Alcohol Consumption A Risk Factor For Obesity?
Alcohol consumption along with physical inactivity and an unhealthy diet is one of the significant causes of disability and diseases. Public awareness of alcohol harm is limited to almost 90% of people unaware that alcohol causes cancer.
Alcohol beverages have been consumed by humans since times immemorial for a variety of reasons like during celebrations, for releasing the stress of the entire day, for getting high, for releasing pressure and so much more. Nowadays, recreational alcohol intake is standard across the globe giving rise to health and social problems.
Although moderate alcohol consumption is harmless, excessive alcohol consumption is the third leading cause of premature death. Obesity is one of the results of excessive alcohol consumption.
Among the many problems associated with heavy drinkings, like cancer and brain tumor, the relationship between alcohol intake and body weight has been extensively studied over the past years. Since both alcohol consumption and obesity are of public health concern, it is being taken into consideration to understand the association between alcohol consumption and excess body weight.

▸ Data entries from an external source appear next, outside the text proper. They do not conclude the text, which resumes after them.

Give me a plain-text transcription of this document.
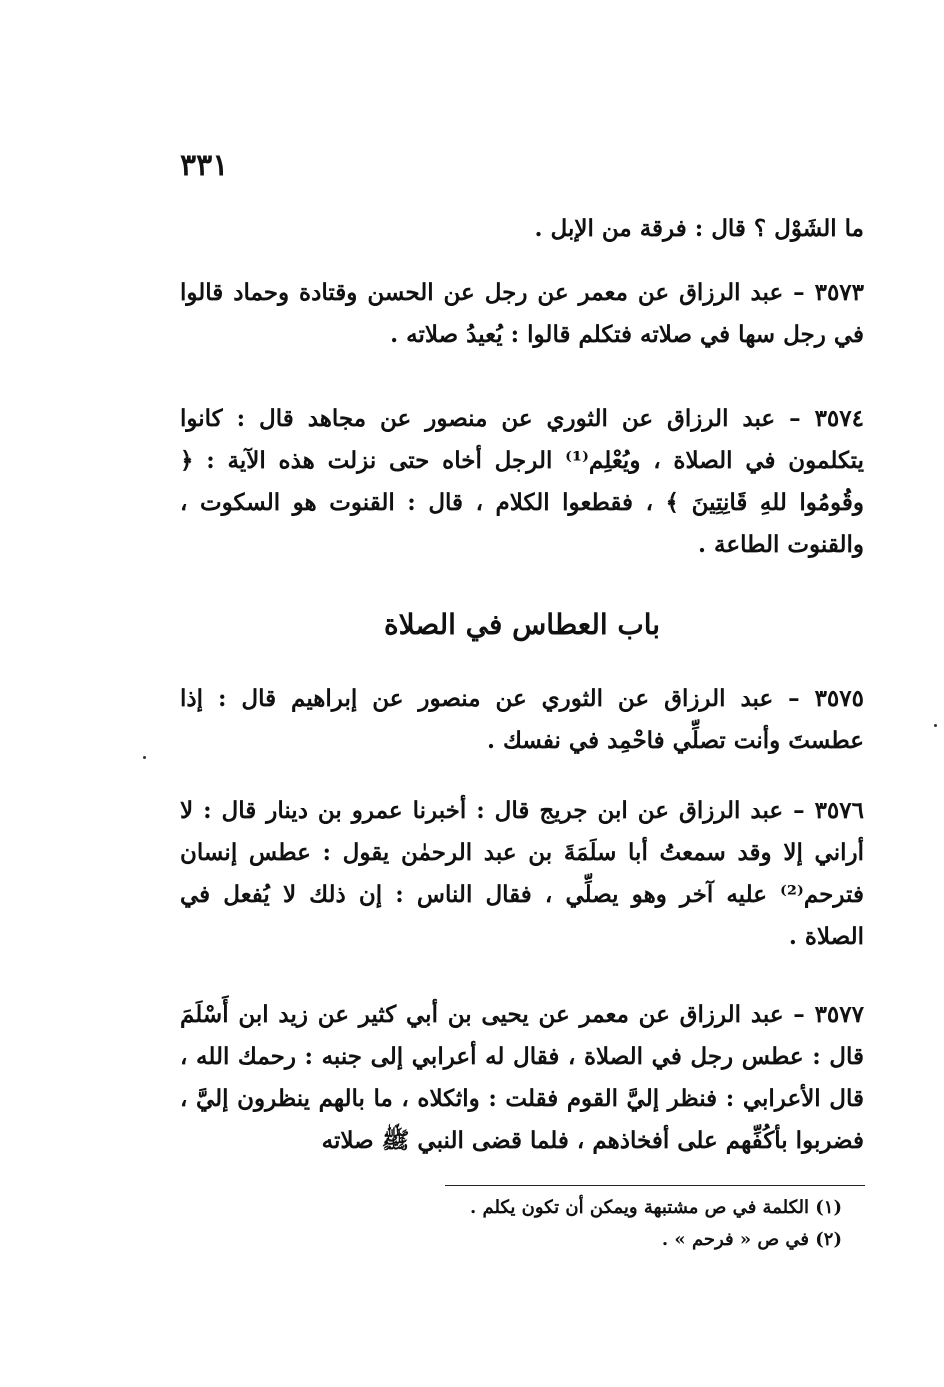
٣٣١

ما الشَوْل ؟ قال : فرقة من الإبل .

٣٥٧٣ – عبد الرزاق عن معمر عن رجل عن الحسن وقتادة وحماد قالوا في رجل سها في صلاته فتكلم قالوا : يُعيدُ صلاته .

٣٥٧٤ – عبد الرزاق عن الثوري عن منصور عن مجاهد قال : كانوا يتكلمون في الصلاة ، ويُعْلِم⁽¹⁾ الرجل أخاه حتى نزلت هذه الآية : ﴿ وقُومُوا للهِ قَانِتِينَ ﴾ ، فقطعوا الكلام ، قال : القنوت هو السكوت ، والقنوت الطاعة .

باب العطاس في الصلاة

٣٥٧٥ – عبد الرزاق عن الثوري عن منصور عن إبراهيم قال : إذا عطستَ وأنت تصلِّي فاحْمِد في نفسك .

٣٥٧٦ – عبد الرزاق عن ابن جريج قال : أخبرنا عمرو بن دينار قال : لا أراني إلا وقد سمعتُ أبا سلَمَةَ بن عبد الرحمٰن يقول : عطس إنسان فترحم⁽²⁾ عليه آخر وهو يصلِّي ، فقال الناس : إن ذلك لا يُفعل في الصلاة .

٣٥٧٧ – عبد الرزاق عن معمر عن يحيى بن أبي كثير عن زيد ابن أَسْلَمَ قال : عطس رجل في الصلاة ، فقال له أعرابي إلى جنبه : رحمك الله ، قال الأعرابي : فنظر إليَّ القوم فقلت : واثكلاه ، ما بالهم ينظرون إليَّ ، فضربوا بأكُفِّهم على أفخاذهم ، فلما قضى النبي ﷺ صلاته

(١) الكلمة في ص مشتبهة ويمكن أن تكون يكلم .

(٢) في ص « فرحم » .
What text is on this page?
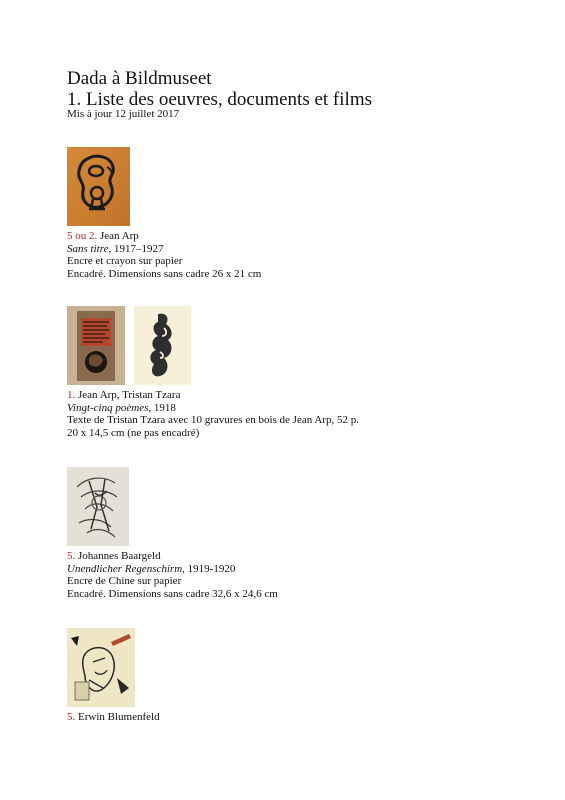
Dada à Bildmuseet
1. Liste des oeuvres, documents et films
Mis à jour 12 juillet 2017
5 ou 2. Jean Arp
Sans titre, 1917–1927
Encre et crayon sur papier
Encadré. Dimensions sans cadre 26 x 21 cm
1. Jean Arp, Tristan Tzara
Vingt-cinq poèmes, 1918
Texte de Tristan Tzara avec 10 gravures en bois de Jean Arp, 52 p.
20 x 14,5 cm (ne pas encadré)
5. Johannes Baargeld
Unendlicher Regenschirm, 1919-1920
Encre de Chine sur papier
Encadré. Dimensions sans cadre 32,6 x 24,6 cm
5. Erwin Blumenfeld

A study on the effects of alcohol consumption on body weight indicated that alcohol intake is not associated with body mass index (BMI) in men, and not associated with BMI in women.
The recent study shows that the risk of obesity was 70% higher in the people who are heavy drinkers as compared to the ones who drink less. To be more precise excess of alcohol consumption in both males and females is one reason behind increasing abdominal fat, which turns out to be very stubborn to burn.
We might not generally see today’s generation in coffee houses or libraries, and we would rather find them in taverns or retail shops selling alcohol. Australia’s current alcohol taxation system is complex and illogical.
Most alcoholic beverages are taxed based on their alcohol content, but different rates of tax are applied to different products.Beers have the lowest rates, and spirits and ready to drink beverages (such as a can of bourbon and cola) have the highest. Wine is taxed using a different system based on the final wholesale price.
Not as lofty and foolproof, but increasing the price of alcohol is one of the most effective ways of reducing consumption to reduce obesity. Most of the population consuming heavy quantity of alcohol belongs to the upper middle class, and hence an increase in prices would make them lower the consumption of alcohol to not go in debt.